Samuel Charache
Samuel Charache was an American hematologist and professor at Johns Hopkins University. He led the research team that discovered the first effective treatment for sickle cell disease, a painful and sometimes fatal blood disorder that mainly affects people of African ancestry.
Career
He received his bachelor's degree from Oberlin College in 1951 and his M.D. degree from New York University School of Medicine in 1955. He joined the Johns Hopkins faculty in 1966 and became director of the hematology department of Johns Hopkins Hospital in 1969. He was a professor in the departments of both pathology and medicine, retiring in 1995.Sickle cell disease
He is best known for his discovery of a treatment for sickle cell disease, a hereditary blood disorder that affects more than 70,000 people in the United States, primarily African Americans. The disease gets its name from its effect on red blood cells, which become distorted from their normal round shape into pointed, sickle-shaped cells due to a mutation affecting hemoglobin A, the main form of hemoglobin in adults. When cells sickle they can cause recurrent episodes of acute pain that often require hospitalization, transfusions, and strong pain medication. There is no cure.
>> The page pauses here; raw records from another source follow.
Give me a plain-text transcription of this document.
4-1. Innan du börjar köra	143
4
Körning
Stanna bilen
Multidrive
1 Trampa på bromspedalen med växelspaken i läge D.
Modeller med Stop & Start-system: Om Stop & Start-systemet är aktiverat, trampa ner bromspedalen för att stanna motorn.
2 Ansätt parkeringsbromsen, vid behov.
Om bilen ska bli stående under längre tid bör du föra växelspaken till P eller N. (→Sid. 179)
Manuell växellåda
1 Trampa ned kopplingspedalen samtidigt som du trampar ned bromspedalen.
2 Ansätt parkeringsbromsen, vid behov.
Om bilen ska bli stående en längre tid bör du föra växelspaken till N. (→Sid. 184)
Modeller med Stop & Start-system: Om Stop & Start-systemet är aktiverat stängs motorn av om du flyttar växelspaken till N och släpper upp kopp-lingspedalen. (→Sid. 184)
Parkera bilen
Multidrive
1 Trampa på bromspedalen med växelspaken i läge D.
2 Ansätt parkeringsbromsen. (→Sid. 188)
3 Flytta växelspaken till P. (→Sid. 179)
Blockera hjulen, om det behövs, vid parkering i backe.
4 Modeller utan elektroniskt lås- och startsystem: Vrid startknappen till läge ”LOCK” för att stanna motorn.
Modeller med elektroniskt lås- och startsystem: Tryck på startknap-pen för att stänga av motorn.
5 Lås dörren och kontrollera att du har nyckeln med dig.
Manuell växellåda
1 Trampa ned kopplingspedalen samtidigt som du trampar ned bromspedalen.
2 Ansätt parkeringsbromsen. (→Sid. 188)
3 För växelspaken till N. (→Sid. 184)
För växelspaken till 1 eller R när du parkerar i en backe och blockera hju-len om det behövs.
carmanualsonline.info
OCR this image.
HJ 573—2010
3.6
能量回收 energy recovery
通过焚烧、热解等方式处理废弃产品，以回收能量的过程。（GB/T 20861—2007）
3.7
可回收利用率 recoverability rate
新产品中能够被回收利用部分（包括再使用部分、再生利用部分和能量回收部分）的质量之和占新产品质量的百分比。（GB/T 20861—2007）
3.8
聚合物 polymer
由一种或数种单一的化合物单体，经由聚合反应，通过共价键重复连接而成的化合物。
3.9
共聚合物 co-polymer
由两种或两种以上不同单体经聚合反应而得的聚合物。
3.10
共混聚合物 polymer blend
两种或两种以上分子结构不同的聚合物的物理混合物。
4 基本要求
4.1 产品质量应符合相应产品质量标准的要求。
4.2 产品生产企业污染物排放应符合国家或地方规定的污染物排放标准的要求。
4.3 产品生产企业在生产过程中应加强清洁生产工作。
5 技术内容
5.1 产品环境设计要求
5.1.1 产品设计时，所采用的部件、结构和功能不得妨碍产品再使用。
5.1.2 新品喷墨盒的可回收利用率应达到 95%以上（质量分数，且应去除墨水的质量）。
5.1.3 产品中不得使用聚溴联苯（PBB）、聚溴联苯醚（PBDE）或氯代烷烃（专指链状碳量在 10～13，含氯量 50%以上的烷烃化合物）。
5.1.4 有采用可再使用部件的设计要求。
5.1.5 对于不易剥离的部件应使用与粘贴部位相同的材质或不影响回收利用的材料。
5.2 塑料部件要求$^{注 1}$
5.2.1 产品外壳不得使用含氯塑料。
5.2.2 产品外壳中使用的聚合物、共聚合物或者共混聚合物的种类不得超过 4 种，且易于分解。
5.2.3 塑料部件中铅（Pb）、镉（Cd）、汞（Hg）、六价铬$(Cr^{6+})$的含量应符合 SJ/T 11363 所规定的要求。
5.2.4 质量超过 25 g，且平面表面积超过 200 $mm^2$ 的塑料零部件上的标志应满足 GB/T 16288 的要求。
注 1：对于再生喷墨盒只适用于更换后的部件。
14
In the early 1980s a team led by Charache began testing a few patients at Hopkins to see if hydroxyurea, a cancer drug, would help to abate the symptoms of the disease. They found that hydroxyurea treatment could increase recipients' blood levels of hemoglobin F, a form of hemoglobin primarily made by the fetus that is not affected by the sickle cell mutation.The results were encouraging, so in the 1990s he and a colleague, pediatrician George Dover, who had been researching sickle cell disease for 20 years, launched a controlled clinical trial. The result was such a dramatic improvement in the condition of the test group that the trial was halted early, so that the control subjects could benefit from the treatment. Subsequent investigation of the beneficial effects hydroxyurea in people with sickle cell disease has revealed multiple mechanisms, but increased levels of hemoglobin F are still thought to play a significant part.